Agora a PUC não tem mais argumentos para se negar a negociar ou continuar protelando a negociação do processo dos “Cinco minutos”. Na última semana, o TST derrubou o último recurso da PUC, devendo agora o processo caminhar para a fase de cálculos e execução.

Há mais de 60 dias, movidos por uma contraproposta da mantenedora da PUC-Campinas com relação ao pagamento, via acordo, do processo da diferença de 5 minutos, relativo ao aumento da duração da aula noturna, os professores se reuniram em assembleia na sede do Sinpro, rejeitaram a contraproposta da Univerversidade e concederam prazo de 15 dias para que a Mantenedora da PUC se manifestasse sobre a contraporposta dos docentes.

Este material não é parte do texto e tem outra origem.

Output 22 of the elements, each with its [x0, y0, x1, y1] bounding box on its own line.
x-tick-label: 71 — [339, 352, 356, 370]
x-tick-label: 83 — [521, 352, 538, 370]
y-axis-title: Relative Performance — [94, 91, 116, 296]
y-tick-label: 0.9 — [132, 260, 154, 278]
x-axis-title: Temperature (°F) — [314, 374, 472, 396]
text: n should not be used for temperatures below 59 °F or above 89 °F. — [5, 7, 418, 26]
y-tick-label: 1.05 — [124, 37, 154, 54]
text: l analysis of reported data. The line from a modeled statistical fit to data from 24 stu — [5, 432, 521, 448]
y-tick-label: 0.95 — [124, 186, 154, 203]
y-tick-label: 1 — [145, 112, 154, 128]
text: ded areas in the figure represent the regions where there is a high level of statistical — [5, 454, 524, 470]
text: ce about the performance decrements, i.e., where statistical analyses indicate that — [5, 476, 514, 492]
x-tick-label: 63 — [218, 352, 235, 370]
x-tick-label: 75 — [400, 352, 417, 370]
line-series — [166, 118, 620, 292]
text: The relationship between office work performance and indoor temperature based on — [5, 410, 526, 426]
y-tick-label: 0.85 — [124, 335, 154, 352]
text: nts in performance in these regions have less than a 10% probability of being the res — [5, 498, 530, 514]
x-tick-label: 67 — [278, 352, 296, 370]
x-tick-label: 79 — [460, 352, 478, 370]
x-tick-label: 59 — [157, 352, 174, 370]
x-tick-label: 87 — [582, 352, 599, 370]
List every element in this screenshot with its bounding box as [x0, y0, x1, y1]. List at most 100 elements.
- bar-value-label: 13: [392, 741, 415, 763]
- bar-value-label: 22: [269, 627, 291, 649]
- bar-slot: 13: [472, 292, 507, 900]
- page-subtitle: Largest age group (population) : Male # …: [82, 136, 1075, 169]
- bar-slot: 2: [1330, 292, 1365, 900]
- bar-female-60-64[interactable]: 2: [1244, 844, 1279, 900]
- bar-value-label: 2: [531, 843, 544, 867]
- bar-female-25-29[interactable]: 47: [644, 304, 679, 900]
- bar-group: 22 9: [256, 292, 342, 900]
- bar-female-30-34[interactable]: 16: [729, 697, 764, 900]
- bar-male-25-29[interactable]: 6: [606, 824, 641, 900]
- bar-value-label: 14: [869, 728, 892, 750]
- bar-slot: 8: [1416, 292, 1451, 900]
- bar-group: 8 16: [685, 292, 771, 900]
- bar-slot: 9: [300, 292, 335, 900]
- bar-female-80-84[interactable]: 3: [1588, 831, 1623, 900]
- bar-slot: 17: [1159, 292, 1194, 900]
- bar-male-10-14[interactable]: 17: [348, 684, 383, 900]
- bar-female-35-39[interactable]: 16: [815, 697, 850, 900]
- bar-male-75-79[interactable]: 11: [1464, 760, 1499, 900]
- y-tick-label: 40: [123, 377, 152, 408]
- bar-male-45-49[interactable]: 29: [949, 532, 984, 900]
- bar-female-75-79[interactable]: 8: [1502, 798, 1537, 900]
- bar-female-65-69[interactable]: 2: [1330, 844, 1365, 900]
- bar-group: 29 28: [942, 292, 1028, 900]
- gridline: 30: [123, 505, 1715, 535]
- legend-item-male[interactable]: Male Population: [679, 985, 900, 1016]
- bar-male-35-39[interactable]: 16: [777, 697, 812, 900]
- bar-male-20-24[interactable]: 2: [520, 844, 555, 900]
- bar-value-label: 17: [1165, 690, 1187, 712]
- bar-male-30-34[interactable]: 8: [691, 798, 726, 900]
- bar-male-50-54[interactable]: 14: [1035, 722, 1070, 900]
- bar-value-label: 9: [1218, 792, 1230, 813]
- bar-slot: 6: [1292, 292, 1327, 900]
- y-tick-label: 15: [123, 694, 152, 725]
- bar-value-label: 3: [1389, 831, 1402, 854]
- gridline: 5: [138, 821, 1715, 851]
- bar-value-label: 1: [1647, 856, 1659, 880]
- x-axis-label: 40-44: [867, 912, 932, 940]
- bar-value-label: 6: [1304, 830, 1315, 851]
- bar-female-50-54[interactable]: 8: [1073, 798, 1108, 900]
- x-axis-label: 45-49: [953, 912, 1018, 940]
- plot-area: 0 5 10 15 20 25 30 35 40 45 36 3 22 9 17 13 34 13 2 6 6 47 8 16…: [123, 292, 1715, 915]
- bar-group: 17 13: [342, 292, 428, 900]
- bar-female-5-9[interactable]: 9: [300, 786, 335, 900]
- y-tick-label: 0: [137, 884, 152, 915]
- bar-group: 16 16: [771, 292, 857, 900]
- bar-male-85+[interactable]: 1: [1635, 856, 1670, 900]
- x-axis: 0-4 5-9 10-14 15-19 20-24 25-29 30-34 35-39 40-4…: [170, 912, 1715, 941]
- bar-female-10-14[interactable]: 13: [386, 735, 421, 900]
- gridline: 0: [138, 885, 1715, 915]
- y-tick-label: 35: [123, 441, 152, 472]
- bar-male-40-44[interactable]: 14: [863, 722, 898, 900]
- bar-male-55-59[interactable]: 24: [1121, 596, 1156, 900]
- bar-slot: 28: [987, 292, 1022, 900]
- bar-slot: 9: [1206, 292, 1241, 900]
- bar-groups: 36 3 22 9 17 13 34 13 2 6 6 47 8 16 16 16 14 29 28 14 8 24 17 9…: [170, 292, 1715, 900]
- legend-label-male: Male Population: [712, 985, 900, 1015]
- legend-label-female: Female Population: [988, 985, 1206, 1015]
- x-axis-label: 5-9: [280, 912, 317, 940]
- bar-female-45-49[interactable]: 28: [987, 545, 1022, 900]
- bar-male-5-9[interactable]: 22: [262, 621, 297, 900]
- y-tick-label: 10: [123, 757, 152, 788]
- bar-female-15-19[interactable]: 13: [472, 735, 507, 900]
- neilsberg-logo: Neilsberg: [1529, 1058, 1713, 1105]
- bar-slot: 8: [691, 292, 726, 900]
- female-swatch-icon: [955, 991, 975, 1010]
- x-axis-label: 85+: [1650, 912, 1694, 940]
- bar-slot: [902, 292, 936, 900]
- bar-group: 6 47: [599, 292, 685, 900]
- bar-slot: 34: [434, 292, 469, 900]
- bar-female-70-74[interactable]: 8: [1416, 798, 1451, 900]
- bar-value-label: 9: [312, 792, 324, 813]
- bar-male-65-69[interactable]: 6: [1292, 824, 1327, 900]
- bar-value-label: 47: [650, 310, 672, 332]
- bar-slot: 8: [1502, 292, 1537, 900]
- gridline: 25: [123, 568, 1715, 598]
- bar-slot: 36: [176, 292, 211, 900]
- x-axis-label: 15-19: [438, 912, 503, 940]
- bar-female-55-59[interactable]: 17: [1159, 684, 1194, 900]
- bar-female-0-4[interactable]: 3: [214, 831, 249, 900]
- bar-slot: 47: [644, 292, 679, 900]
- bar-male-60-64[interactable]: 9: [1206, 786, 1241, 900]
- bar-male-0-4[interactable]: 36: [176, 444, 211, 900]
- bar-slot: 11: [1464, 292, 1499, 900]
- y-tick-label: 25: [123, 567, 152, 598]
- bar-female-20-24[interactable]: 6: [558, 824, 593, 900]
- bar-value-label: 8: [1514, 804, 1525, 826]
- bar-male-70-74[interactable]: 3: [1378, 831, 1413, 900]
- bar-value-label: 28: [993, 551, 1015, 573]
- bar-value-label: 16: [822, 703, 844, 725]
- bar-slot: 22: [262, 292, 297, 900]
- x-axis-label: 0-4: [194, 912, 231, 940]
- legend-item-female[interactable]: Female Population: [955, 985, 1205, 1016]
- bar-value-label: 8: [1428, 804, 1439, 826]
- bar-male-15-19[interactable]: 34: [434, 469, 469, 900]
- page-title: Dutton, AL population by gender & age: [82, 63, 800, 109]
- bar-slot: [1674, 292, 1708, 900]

A proposta elaborada pela assembleia e sugerida pelo Sinpro Campinas e pela Apropucc, era o pagamento de R$ 14 milhões, livre de encargos, divididos em cinco parcelas mensais, a serem quitadas dentro do ano de 2010. O acordo, por decisão da assembleia, deveria contemplar todos os professores que ministraram aulas no período noturno entre fevereiro de 2000 e junho de 2005. A decisão da assembleia foi encaminhada pelo Sinpro à Mantenedora da PUC, que até o momento não se dignou a responder.

Lamentamos, mais uma vez, esta forma desrespeitosa de agir.

Com a ausência de manifestação da Mantenedora, tudo volta à condição inicial, inclusive a incidência de juros mensais de 1%. Enquanto isso, o  processo continua em seu tramite normal. Cabe ao TST dar a sentença final.